Chase sat back, even attempting to suppress a smile but failing.

“It amuses you that many good agents died and others are barely hanging on to life?”

“No, of course not. It’s the tragic aspect of it to be sure. What amuses me is how one rather insignificant looking guy could do such a thing to well-trained and heavily armed professionals? Don’t they have any idea or even the least bit of cautious respect for what sort of individual they are dealing with?”

“They had him heavily sedated to control him.”

“And our bodies build up tolerance to drugs and toxins! I don’t mind telling you because it doesn’t matter if you know what you’re up against! We have natural immunity to harmful organic substances and diseases. You cannot expect something will control any one of us forever – not even from one day to the next.”

“Then tell me how to control you?” Yates asked boldly.
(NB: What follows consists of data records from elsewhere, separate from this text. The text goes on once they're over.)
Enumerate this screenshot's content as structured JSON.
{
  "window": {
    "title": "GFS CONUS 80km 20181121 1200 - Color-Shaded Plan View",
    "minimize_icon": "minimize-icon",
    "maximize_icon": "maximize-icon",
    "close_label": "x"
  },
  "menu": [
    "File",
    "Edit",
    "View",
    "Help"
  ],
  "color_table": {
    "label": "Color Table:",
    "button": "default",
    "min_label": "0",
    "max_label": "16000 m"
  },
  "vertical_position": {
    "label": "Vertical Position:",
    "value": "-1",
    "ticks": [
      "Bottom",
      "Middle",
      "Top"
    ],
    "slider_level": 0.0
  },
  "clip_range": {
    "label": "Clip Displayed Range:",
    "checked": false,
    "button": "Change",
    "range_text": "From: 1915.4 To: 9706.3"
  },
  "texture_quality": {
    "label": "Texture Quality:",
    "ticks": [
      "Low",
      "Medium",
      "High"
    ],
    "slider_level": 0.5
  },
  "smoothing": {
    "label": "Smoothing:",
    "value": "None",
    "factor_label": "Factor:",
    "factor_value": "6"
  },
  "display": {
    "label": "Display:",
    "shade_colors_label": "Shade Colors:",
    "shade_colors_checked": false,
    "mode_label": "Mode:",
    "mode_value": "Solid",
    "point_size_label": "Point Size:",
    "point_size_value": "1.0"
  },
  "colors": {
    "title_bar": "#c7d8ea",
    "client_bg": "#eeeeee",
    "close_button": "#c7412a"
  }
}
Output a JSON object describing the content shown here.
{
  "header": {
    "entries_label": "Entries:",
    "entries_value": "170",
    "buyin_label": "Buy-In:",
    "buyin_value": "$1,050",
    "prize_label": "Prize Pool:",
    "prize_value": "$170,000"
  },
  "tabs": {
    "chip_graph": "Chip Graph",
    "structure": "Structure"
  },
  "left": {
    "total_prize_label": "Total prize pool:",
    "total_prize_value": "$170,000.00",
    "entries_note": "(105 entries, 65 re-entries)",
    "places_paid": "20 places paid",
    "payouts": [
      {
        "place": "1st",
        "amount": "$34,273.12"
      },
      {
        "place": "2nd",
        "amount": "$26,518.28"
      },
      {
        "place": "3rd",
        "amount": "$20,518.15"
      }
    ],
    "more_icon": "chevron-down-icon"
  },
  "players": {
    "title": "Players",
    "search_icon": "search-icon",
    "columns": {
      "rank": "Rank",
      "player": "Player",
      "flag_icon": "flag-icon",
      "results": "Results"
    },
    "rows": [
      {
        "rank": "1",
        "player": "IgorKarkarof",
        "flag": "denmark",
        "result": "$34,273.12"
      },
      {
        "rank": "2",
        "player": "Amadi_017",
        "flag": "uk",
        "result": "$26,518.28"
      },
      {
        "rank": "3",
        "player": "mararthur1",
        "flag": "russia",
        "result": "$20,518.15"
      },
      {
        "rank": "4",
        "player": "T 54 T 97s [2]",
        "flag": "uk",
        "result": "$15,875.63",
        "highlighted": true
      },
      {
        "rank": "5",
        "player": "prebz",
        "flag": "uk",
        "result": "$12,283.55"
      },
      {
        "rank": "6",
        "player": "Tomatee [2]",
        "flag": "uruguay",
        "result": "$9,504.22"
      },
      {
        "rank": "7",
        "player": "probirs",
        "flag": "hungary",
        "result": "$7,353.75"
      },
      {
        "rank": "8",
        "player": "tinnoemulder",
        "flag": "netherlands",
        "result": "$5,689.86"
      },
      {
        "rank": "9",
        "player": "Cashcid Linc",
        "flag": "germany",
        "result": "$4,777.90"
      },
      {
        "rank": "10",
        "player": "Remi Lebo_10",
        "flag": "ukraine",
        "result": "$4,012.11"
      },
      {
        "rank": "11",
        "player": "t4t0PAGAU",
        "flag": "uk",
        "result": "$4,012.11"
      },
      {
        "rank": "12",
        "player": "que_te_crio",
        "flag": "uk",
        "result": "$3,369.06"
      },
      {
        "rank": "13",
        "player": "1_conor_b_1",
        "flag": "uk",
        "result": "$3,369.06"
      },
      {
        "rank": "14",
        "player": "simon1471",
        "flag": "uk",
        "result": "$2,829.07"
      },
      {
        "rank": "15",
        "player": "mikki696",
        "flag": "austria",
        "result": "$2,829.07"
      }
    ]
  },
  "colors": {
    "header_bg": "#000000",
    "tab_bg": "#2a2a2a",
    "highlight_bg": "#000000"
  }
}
“Brute force and belligerent threats obviously work for a while but apparently proved to be lethal for the authorities in Star City. Whoever was interrogating Paul – whoever pointed a gun at him is responsible for all those deaths. In Paul’s mind that’s how the game must be played because the Colonial Authority has refused to listen. Instead they proceed with the elaborate lie.”

“What lie?”

“They proliferate the cover-up because they fear the truth might become common knowledge. The fact is we killed whatever was living here and seized the planet from them. We didn’t even do what humans on Earth did under archaic doctrines like Manifest Destiny. We did not round up the indigenous life and put them into camps, or force them to labor for us as our slaves. As inhumane as those things of the past were, they were far better than what happened here. We exterminated competing life to make way for our colonial interests. That’s what Paul and the others you label as subversives are fighting to make known. They want the truth to be widely circulated and I agree with him to that extent. The rest of what they advocate is at least a little crazy. They want to bring one of the creatures back to life.”
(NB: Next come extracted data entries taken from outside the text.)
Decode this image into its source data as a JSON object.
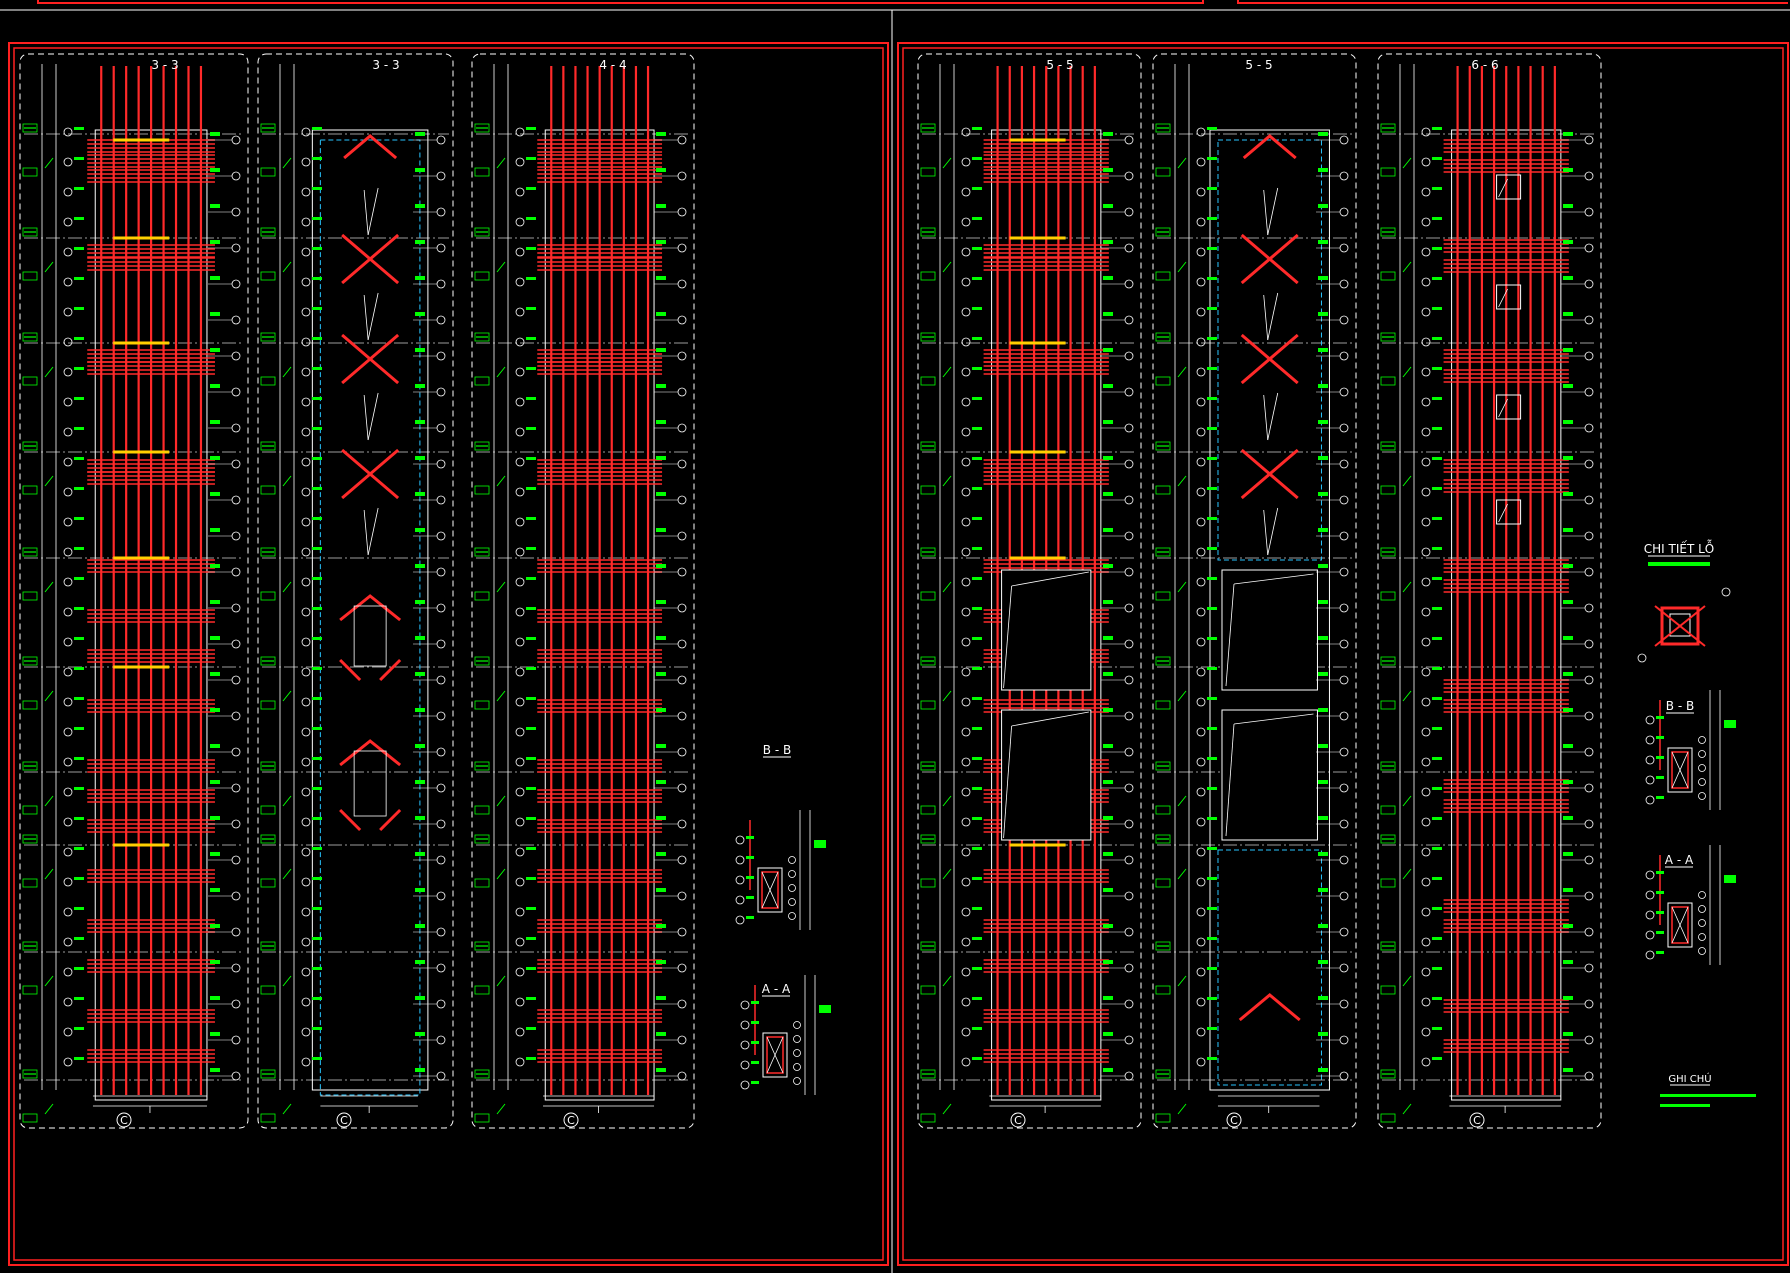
{
  "sheets": [
    {
      "sections": [
        {
          "label": "3 - 3",
          "grid": "C",
          "type": "rebar-dense"
        },
        {
          "label": "3 - 3",
          "grid": "C",
          "type": "openings"
        },
        {
          "label": "4 - 4",
          "grid": "C",
          "type": "rebar-plain"
        }
      ],
      "details": [
        {
          "label": "B - B"
        },
        {
          "label": "A - A"
        }
      ]
    },
    {
      "sections": [
        {
          "label": "5 - 5",
          "grid": "C",
          "type": "rebar-panels"
        },
        {
          "label": "5 - 5",
          "grid": "C",
          "type": "openings-panels"
        },
        {
          "label": "6 - 6",
          "grid": "C",
          "type": "rebar-holes"
        }
      ],
      "details": [
        {
          "label": "CHI TIẾT LỖ"
        },
        {
          "label": "B - B"
        },
        {
          "label": "A - A"
        },
        {
          "label": "GHI CHÚ"
        }
      ]
    }
  ],
  "colors": {
    "frame": "#ff2020",
    "rebar": "#ff2a2a",
    "rebar_highlight": "#ffd000",
    "annotation": "#00ff00",
    "linework": "#ffffff",
    "opening_outline": "#29c5ff",
    "background": "#000000"
  }
}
Yates leaned back in his chair. “How do they propose to do that? It has been a very, very long time.”

“I doubt it is even possible,” Chase said. “But Paul is confident they can do it. He says it’s because their life form is based on silicon, not carbon. That’s why our sensors didn’t detect the life form. We weren’t looking for the right chemicals.”
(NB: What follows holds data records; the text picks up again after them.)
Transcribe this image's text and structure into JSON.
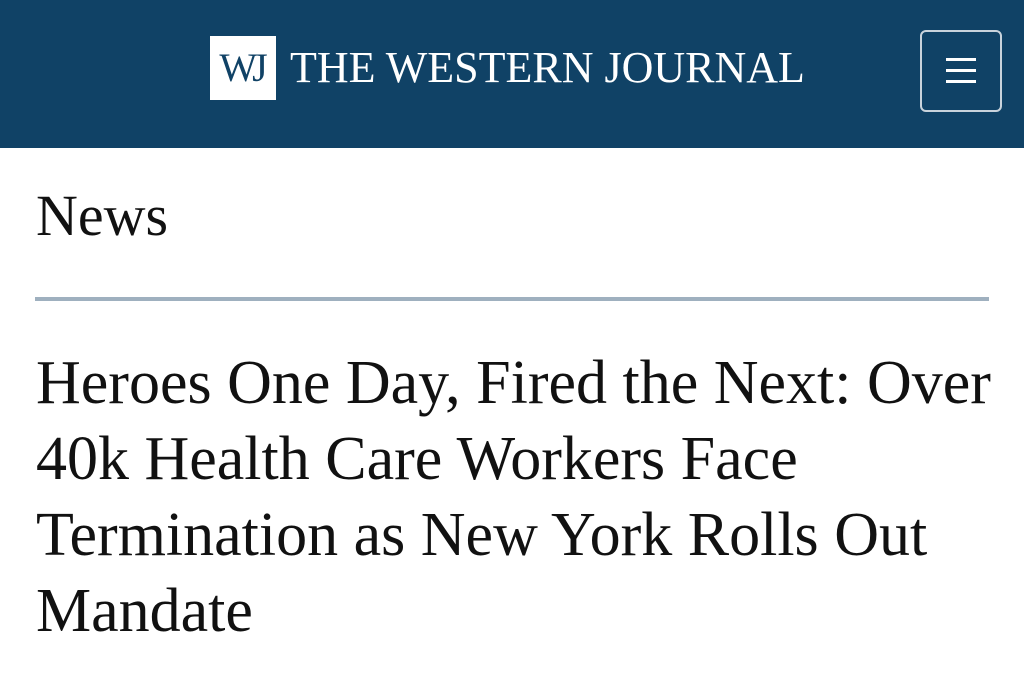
{
  "header": {
    "logo_mark": "WJ",
    "site_name": "THE WESTERN JOURNAL",
    "menu_icon": "hamburger-menu-icon",
    "background_color": "#104266"
  },
  "section": {
    "label": "News"
  },
  "article": {
    "headline": "Heroes One Day, Fired the Next: Over 40k Health Care Workers Face Termination as New York Rolls Out Mandate"
  }
}
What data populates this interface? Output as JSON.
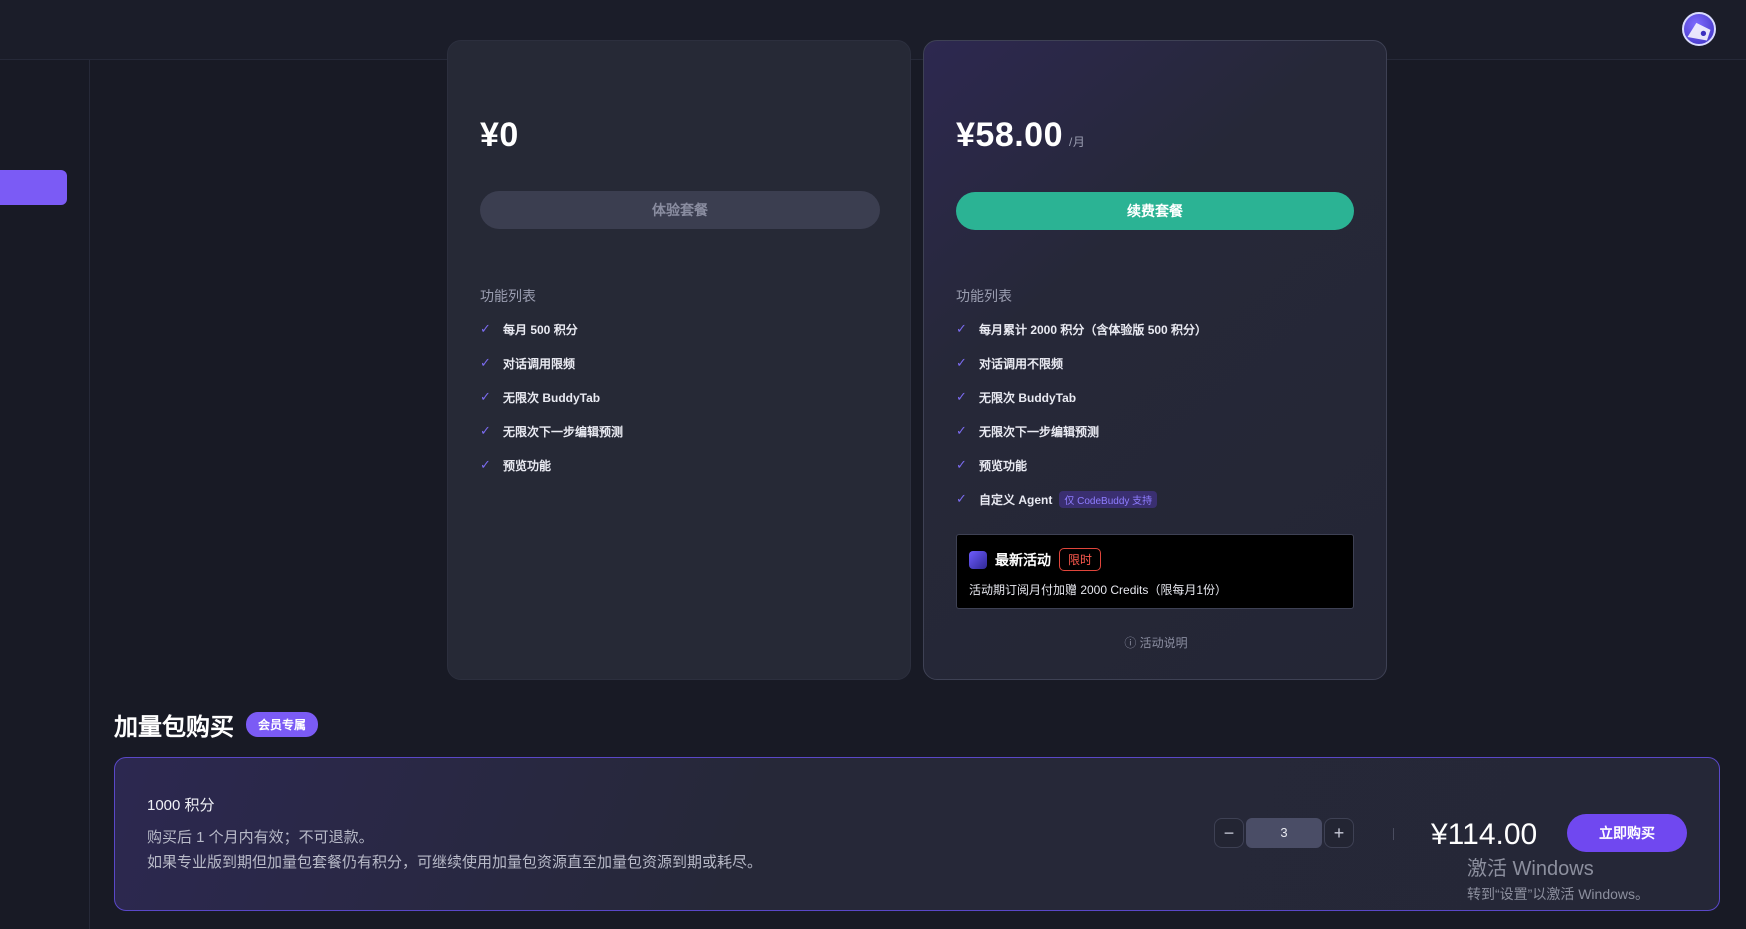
{
  "topbar": {
    "avatar": "user-avatar"
  },
  "plans": {
    "free": {
      "price": "¥0",
      "button": "体验套餐",
      "features_title": "功能列表",
      "features": [
        "每月 500 积分",
        "对话调用限频",
        "无限次 BuddyTab",
        "无限次下一步编辑预测",
        "预览功能"
      ]
    },
    "pro": {
      "price": "¥58.00",
      "per": "/月",
      "button": "续费套餐",
      "features_title": "功能列表",
      "features": [
        "每月累计 2000 积分（含体验版 500 积分）",
        "对话调用不限频",
        "无限次 BuddyTab",
        "无限次下一步编辑预测",
        "预览功能",
        "自定义 Agent"
      ],
      "agent_tag": "仅 CodeBuddy 支持",
      "promo": {
        "title": "最新活动",
        "badge": "限时",
        "desc": "活动期订阅月付加赠 2000 Credits（限每月1份）"
      },
      "promo_info": "ⓘ 活动说明"
    }
  },
  "addon": {
    "title": "加量包购买",
    "badge": "会员专属",
    "name": "1000 积分",
    "desc_line1": "购买后 1 个月内有效；不可退款。",
    "desc_line2": "如果专业版到期但加量包套餐仍有积分，可继续使用加量包资源直至加量包资源到期或耗尽。",
    "quantity": "3",
    "minus": "−",
    "plus": "+",
    "price": "¥114.00",
    "buy": "立即购买"
  },
  "watermark": {
    "line1": "激活 Windows",
    "line2": "转到“设置”以激活 Windows。"
  },
  "colors": {
    "accent": "#7b5bf5",
    "renew": "#2bb394",
    "promo_badge": "#ff5a4e"
  }
}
“Even so, it has been so long that–”

“He said they have well-preserved specimens.”

“Where would they get hold of specimens?” Yates wondered aloud.

“I can’t say?”

“Can’t or won’t,” Yates posed.

Chase looked Yates in the eyes, “They have specimens, plural. That’s what he told me. Does it matter where they came from?”

“It might indicate where they are.”

“Yes, I suppose it might,” Chase said. “If I knew.”

“Chase has tried to answer your questions,” Julie said.

“I know he has,” Yates said. “I appreciate the cooperation.”

“It just seemed like you were implying that he knew something and was withholding it.”

“Oh, I’m sure he knows more than he’s saying. It’s my job to detect that and pursue it, and then, I reassemble all of it and complete the puzzle. But for now, I suppose you can go back home.”

“It is a more comfortable prison than a jail cell,” Chase said.